Ainda na rota de descarbonização, Oziel cita como exemplo um hidrogênio que pode ser feito a partir da biomassa, que se transformaria em biogás, depois em biometano e, por último, em hidrogênio verde. “Neste processo pode se produzir até o carbono biogênico, que vem de uma fonte limpa. E, que teoricamente, veio de uma biomassa que tirou mais carbono da atmosfera do que a queima dele”, explica Oziel.
Segundo o presidente do Sindicato da Indústria do Açúcar e do Álcool de Pernambuco, Renato Cunha, é importante as empresas terem metas verdes a serem cumpridas. “Há várias etapas a serem cumpridas na descarbonização. A transição energética é uma oportunidade que está aí, mas só se investe quando se tem uma segurança regulatória”, comenta. O etanol pode ser também uma das estrelas nesta rota da descarbonização.

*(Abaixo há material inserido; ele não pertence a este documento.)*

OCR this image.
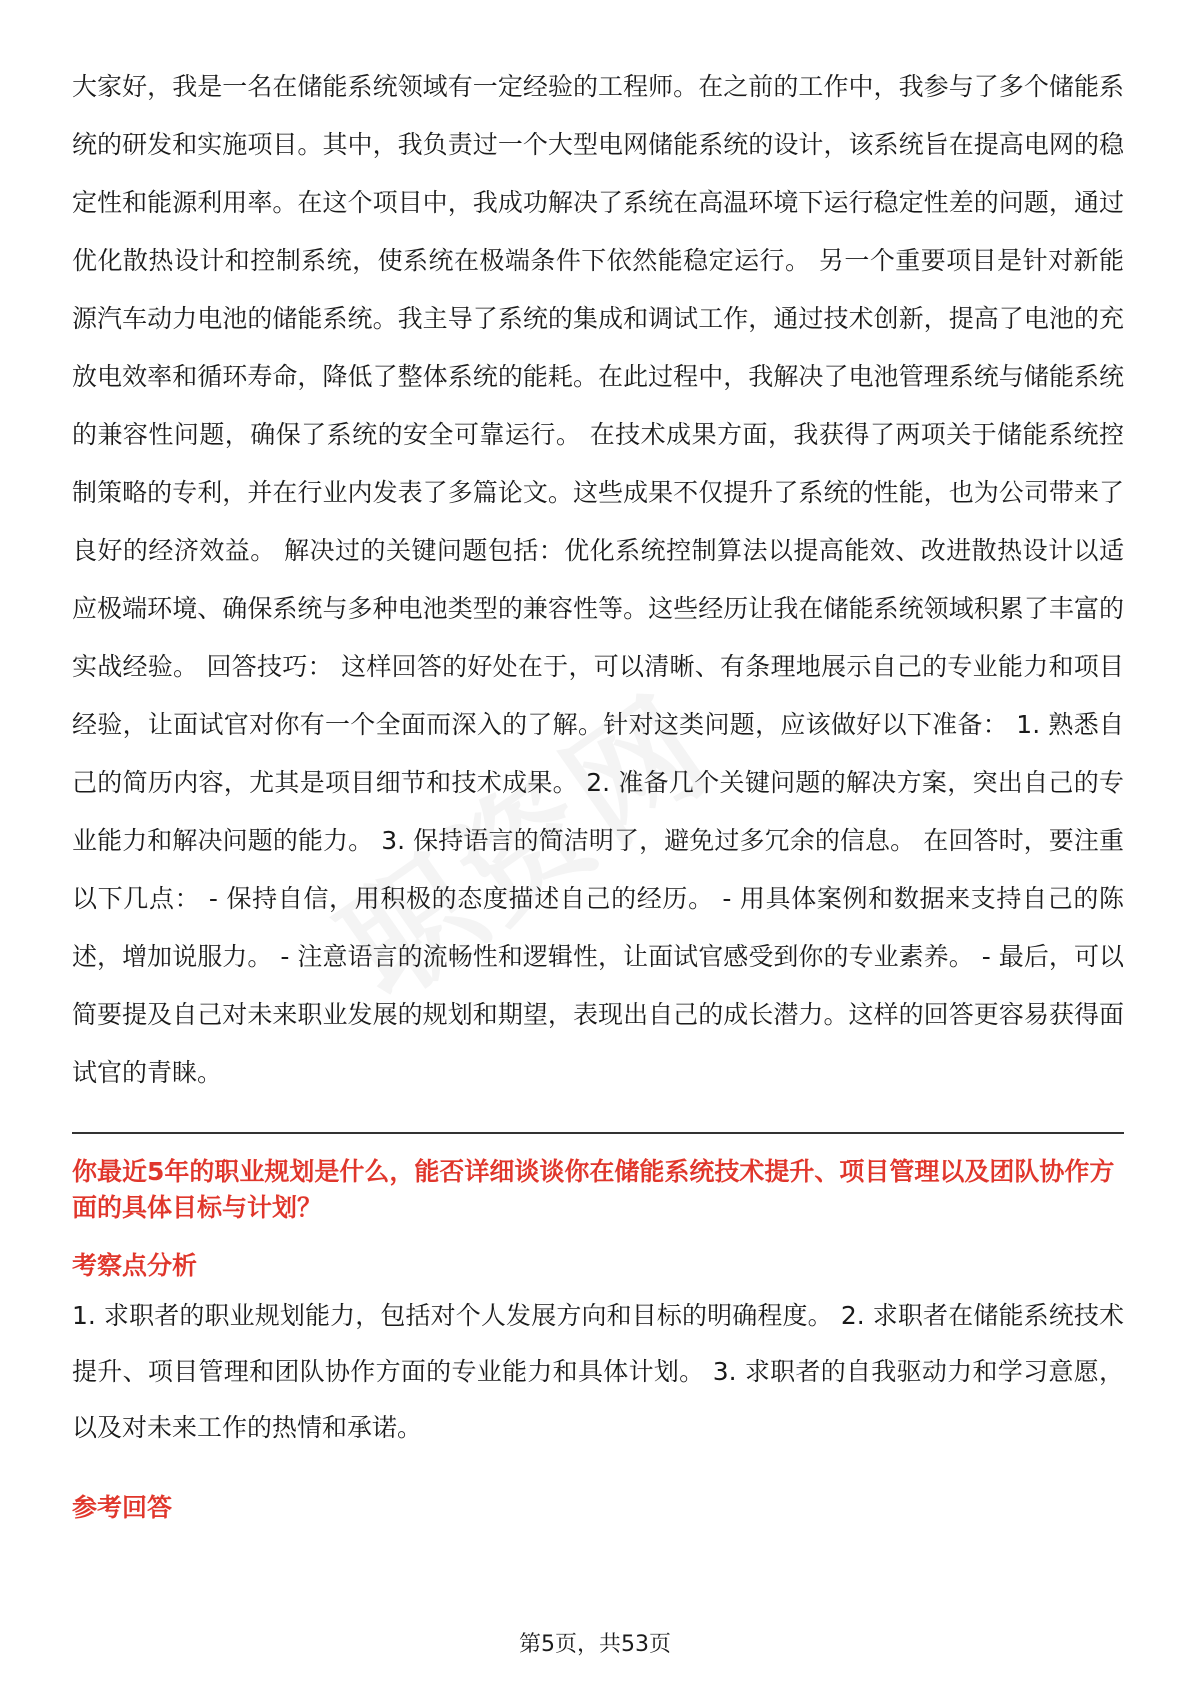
大家好，我是一名在储能系统领域有一定经验的工程师。在之前的工作中，我参与了多个储能系统的研发和实施项目。其中，我负责过一个大型电网储能系统的设计，该系统旨在提高电网的稳定性和能源利用率。在这个项目中，我成功解决了系统在高温环境下运行稳定性差的问题，通过优化散热设计和控制系统，使系统在极端条件下依然能稳定运行。 另一个重要项目是针对新能源汽车动力电池的储能系统。我主导了系统的集成和调试工作，通过技术创新，提高了电池的充放电效率和循环寿命，降低了整体系统的能耗。在此过程中，我解决了电池管理系统与储能系统的兼容性问题，确保了系统的安全可靠运行。 在技术成果方面，我获得了两项关于储能系统控制策略的专利，并在行业内发表了多篇论文。这些成果不仅提升了系统的性能，也为公司带来了良好的经济效益。 解决过的关键问题包括：优化系统控制算法以提高能效、改进散热设计以适应极端环境、确保系统与多种电池类型的兼容性等。这些经历让我在储能系统领域积累了丰富的实战经验。 回答技巧： 这样回答的好处在于，可以清晰、有条理地展示自己的专业能力和项目经验，让面试官对你有一个全面而深入的了解。针对这类问题，应该做好以下准备： 1. 熟悉自己的简历内容，尤其是项目细节和技术成果。 2. 准备几个关键问题的解决方案，突出自己的专业能力和解决问题的能力。 3. 保持语言的简洁明了，避免过多冗余的信息。 在回答时，要注重以下几点： - 保持自信，用积极的态度描述自己的经历。 - 用具体案例和数据来支持自己的陈述，增加说服力。 - 注意语言的流畅性和逻辑性，让面试官感受到你的专业素养。 - 最后，可以简要提及自己对未来职业发展的规划和期望，表现出自己的成长潜力。这样的回答更容易获得面试官的青睐。

你最近5年的职业规划是什么，能否详细谈谈你在储能系统技术提升、项目管理以及团队协作方面的具体目标与计划？

考察点分析

1. 求职者的职业规划能力，包括对个人发展方向和目标的明确程度。 2. 求职者在储能系统技术提升、项目管理和团队协作方面的专业能力和具体计划。 3. 求职者的自我驱动力和学习意愿，以及对未来工作的热情和承诺。

参考回答
第5页，共53页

“É preciso que a indústria aumente a sua participação no Produto Interno Bruto (PIB) do País”, fala Renato. A indústria brasileira passou por um processo precoce de desindustrialização, com o setor perdendo importância do PIB numa proporção maior do que os outros países de renda média. Para o leitor ter ideia, a indústria tinha uma participação de 48% do PIB em 1980, dos quais 35,9% era a participação da indústria de transformação, segundo a CNI.

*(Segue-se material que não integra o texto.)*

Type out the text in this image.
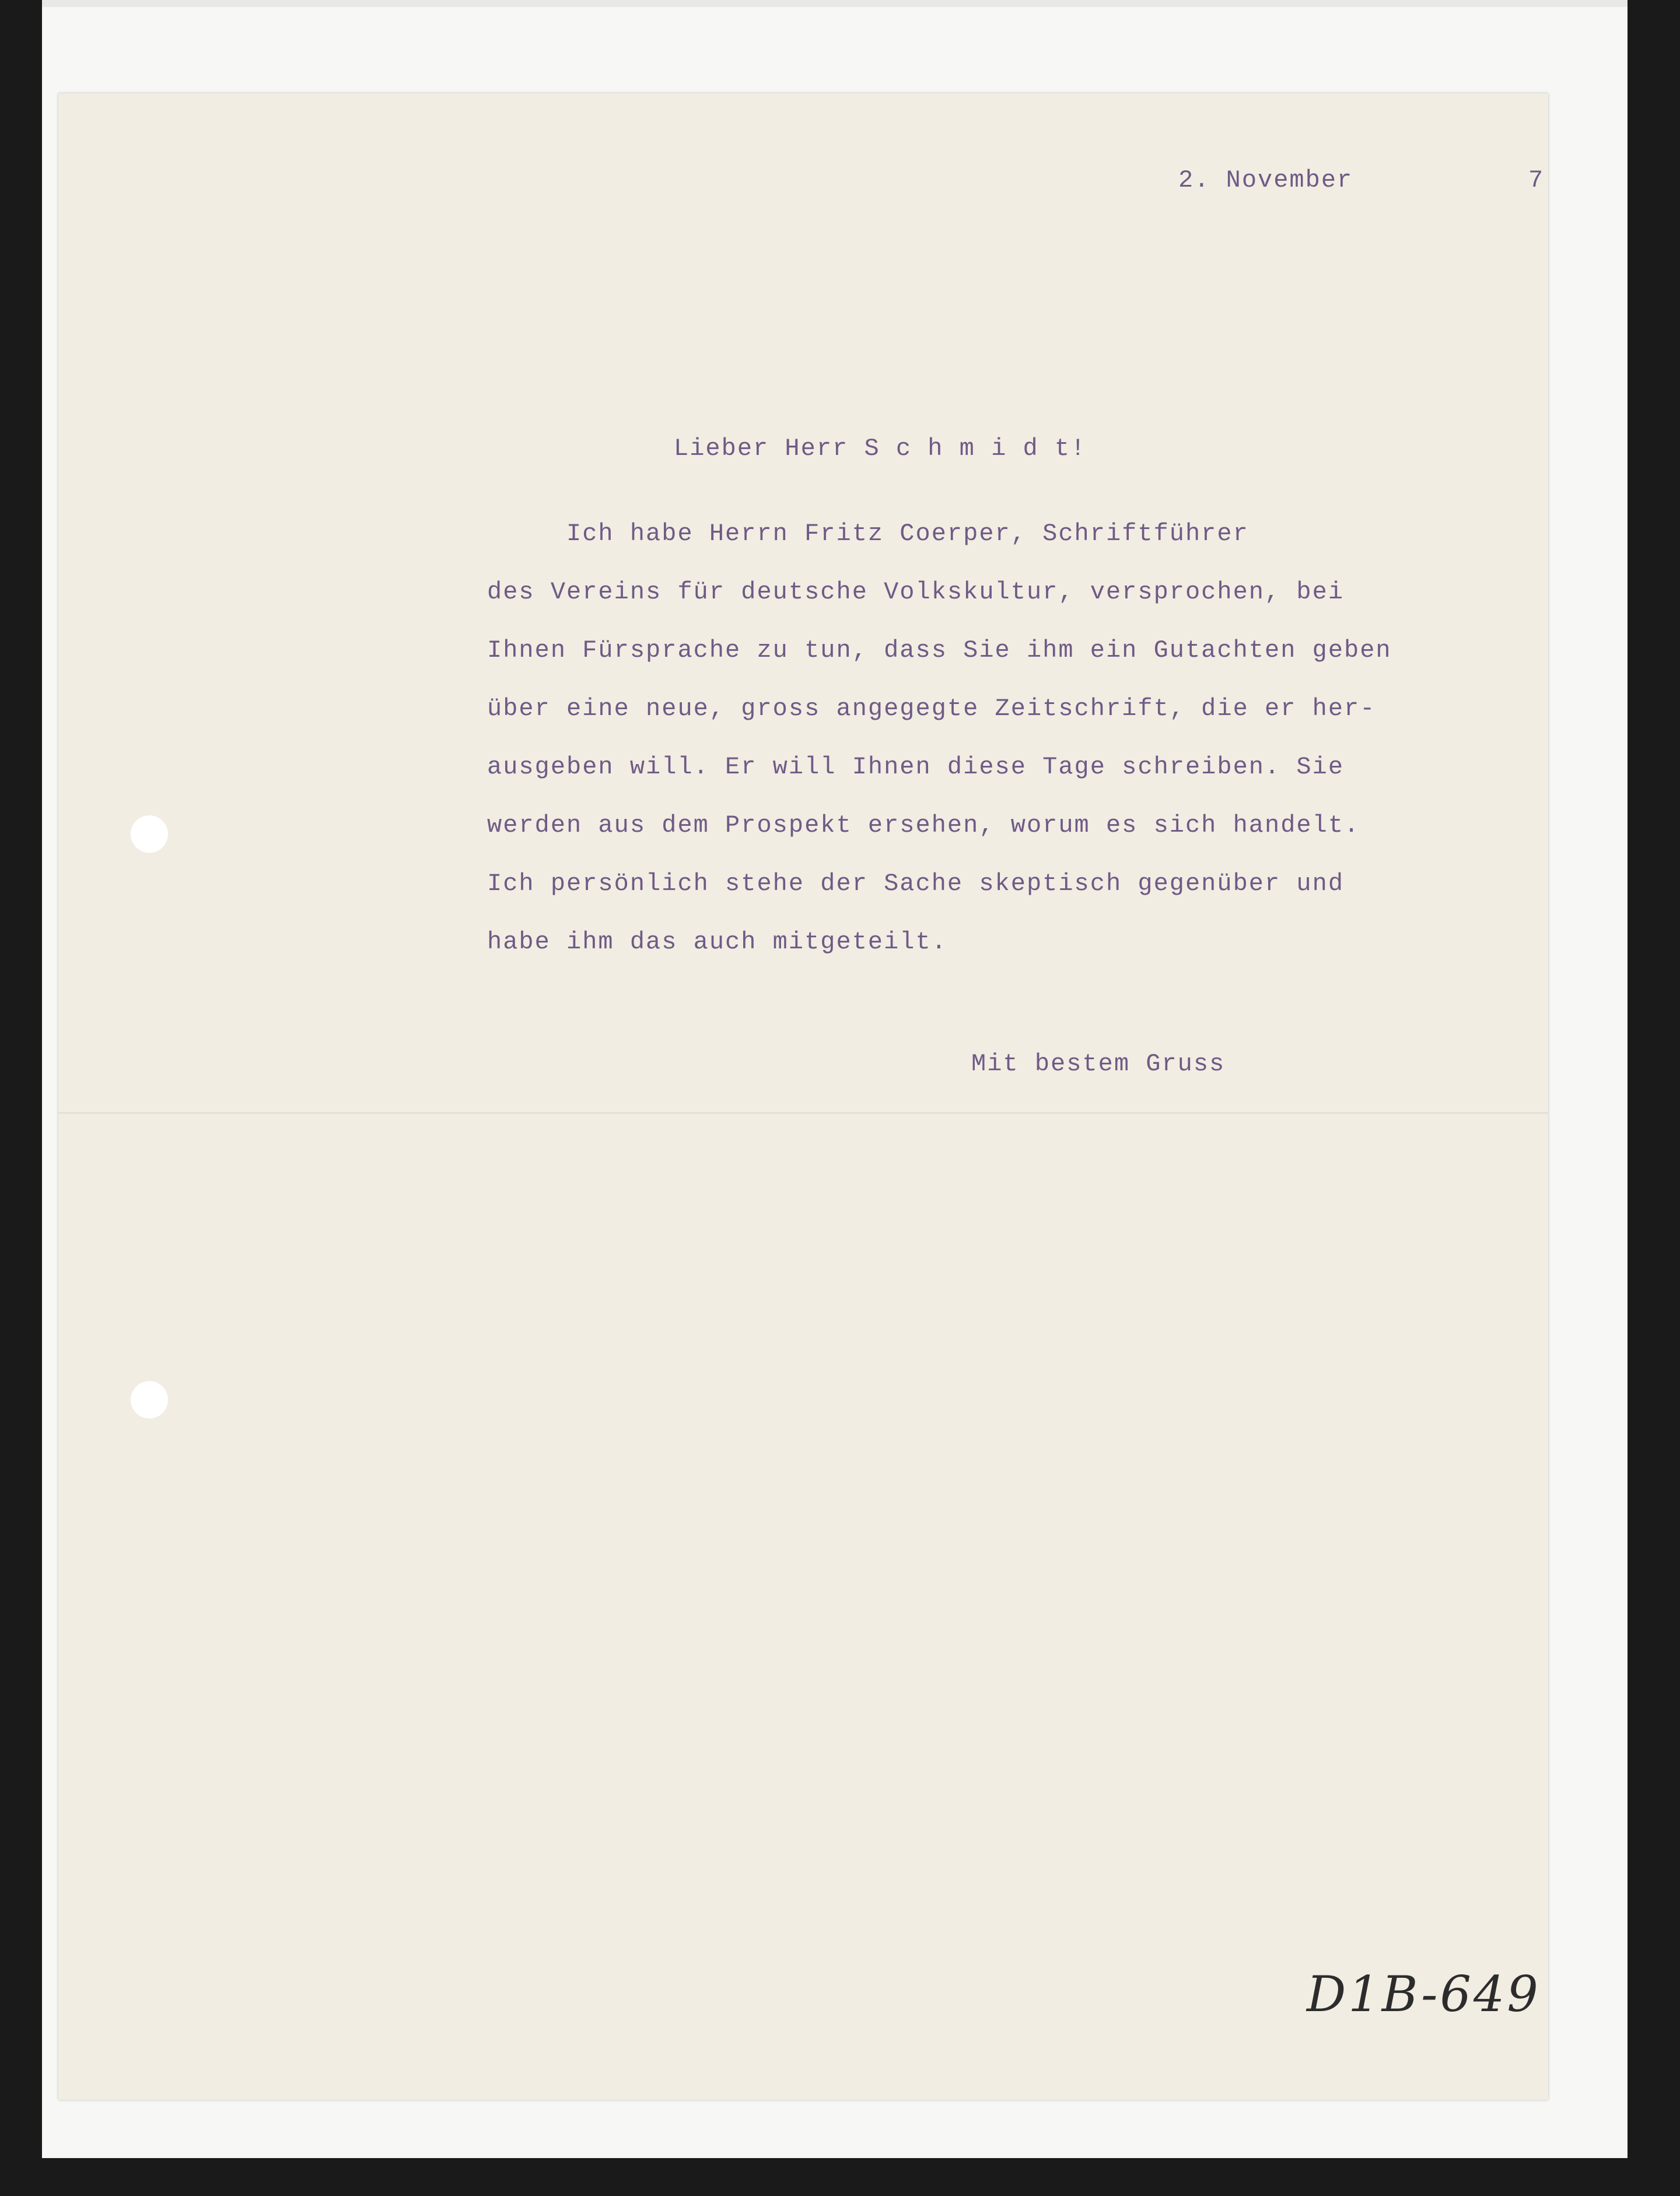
2. November	7
Lieber Herr S c h m i d t!
Ich habe Herrn Fritz Coerper, Schriftführer
des Vereins für deutsche Volkskultur, versprochen, bei
Ihnen Fürsprache zu tun, dass Sie ihm ein Gutachten geben
über eine neue, gross angegegte Zeitschrift, die er her-
ausgeben will. Er will Ihnen diese Tage schreiben. Sie
werden aus dem Prospekt ersehen, worum es sich handelt.
Ich persönlich stehe der Sache skeptisch gegenüber und
habe ihm das auch mitgeteilt.
Mit bestem Gruss
D1B-649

Atualmente, a indústria tem uma participação de 23,9% do PIB, sendo que 12,9% é a participação da indústria de transformação. “A indústria tem ligação para frente e para trás na cadeia produtiva, porque compra e vende para outros setores. É a atividade que tem mais poder de puxar o desenvolvimento econômico. Um real empregado na indústria traz um impacto de R$ 2,44 na economia como um todo”, revela Samantha Cunha.

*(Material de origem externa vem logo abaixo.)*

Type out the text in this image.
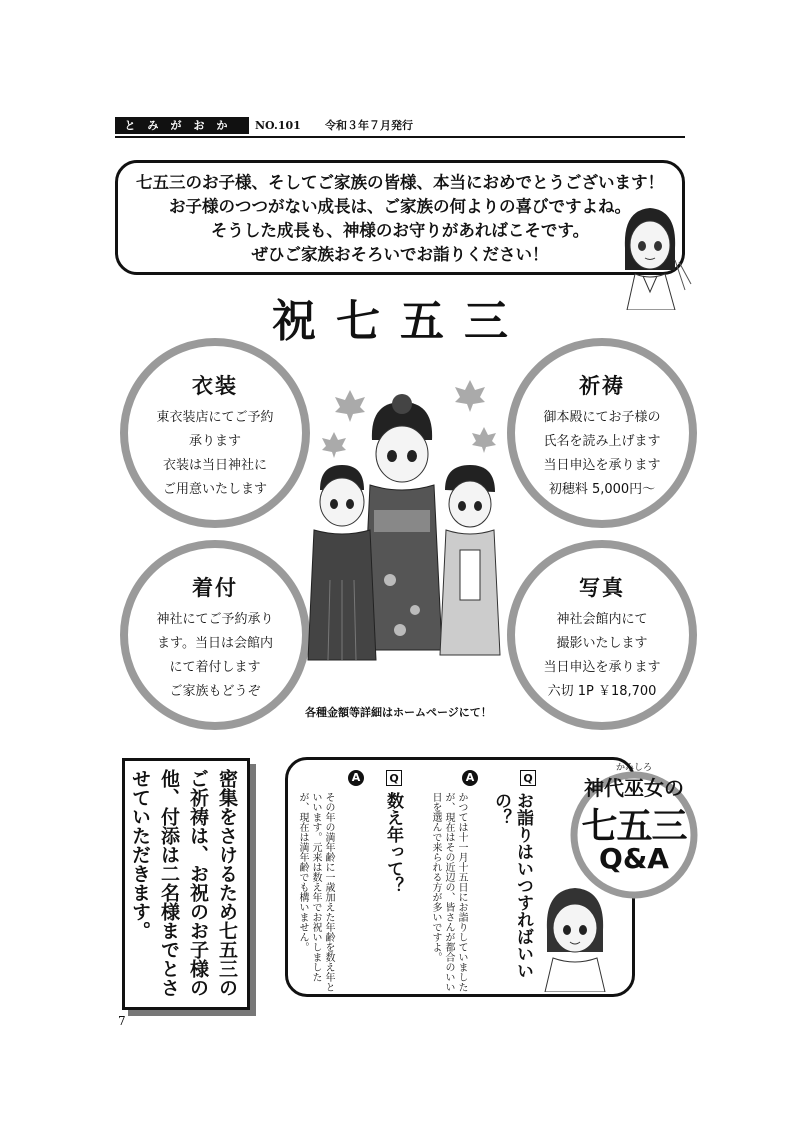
とみがおか	NO.101 令和３年７月発行

七五三のお子様、そしてご家族の皆様、本当におめでとうございます！

お子様のつつがない成長は、ご家族の何よりの喜びですよね。

そうした成長も、神様のお守りがあればこそです。

ぜひご家族おそろいでお詣りください！

祝七五三
衣装
東衣装店にてご予約
承ります
衣装は当日神社に
ご用意いたします
祈祷
御本殿にてお子様の
氏名を読み上げます
当日申込を承ります
初穂料 5,000円〜
着付
神社にてご予約承り
ます。当日は会館内
にて着付します
ご家族もどうぞ
写真
神社会館内にて
撮影いたします
当日申込を承ります
六切 1P ￥18,700
各種金額等詳細はホームページにて！
密集をさけるため七五三のご祈祷は、お祝のお子様の他、付添は二名様までとさせていただきます。	Q
お詣りはいつすればいいの？
A
かつては十一月十五日にお詣りしていましたが、現在はその近辺の、皆さんが都合のいい日を選んで来られる方が多いですよ。
Q
数え年って？
A
その年の満年齢に一歳加えた年齢を数え年といいます。元来は数え年でお祝いしましたが、現在は満年齢でも構いません。
かみしろ
神代巫女の
七五三
Q&A
7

Caminho inverso da globalização
O processo de definição da neoindustrialização também foi impactado pelos vestígios deixados pela covid-19 na área industrial. “Depois da pandemia, os países começaram a ver as vulnerabilidades que existiam na cadeia de valor. A crise sanitária deixou evidente as fraturas que já existiam. Faltaram suprimentos na indústria e suprimentos para combater a pandemia”, conta Samantha. Com isso, ficou mais claro que ocorreu uma concentração da produção de uma parte da indústria em poucos países.
Somente como exemplo: apenas cinco países (China, Taiwan, Singapura, Coréia do Sul e Malásia) respondem por 75% das exportações globais de semicondutores (chips) e circuitos integrados; a China responde por quase metade (47,6%) das exportações de equipamentos de telecomunicações e, respectivamente, mais da metade de computadores (53,1%) e telefones celulares (60%), de acordo com o Plano de Retomada da Indústria da CNI.
Como forma de reagir aos números acima, os Estados Unidos e países da Europa lançaram planos bilionários para fortalecer as suas indústrias e fazer a descarbonização das suas economias, incluindo a fabricação de semicondutores, incentivos para fontes renováveis, incluindo o hidrogênio verde, e até a fabricação de carros elétricos.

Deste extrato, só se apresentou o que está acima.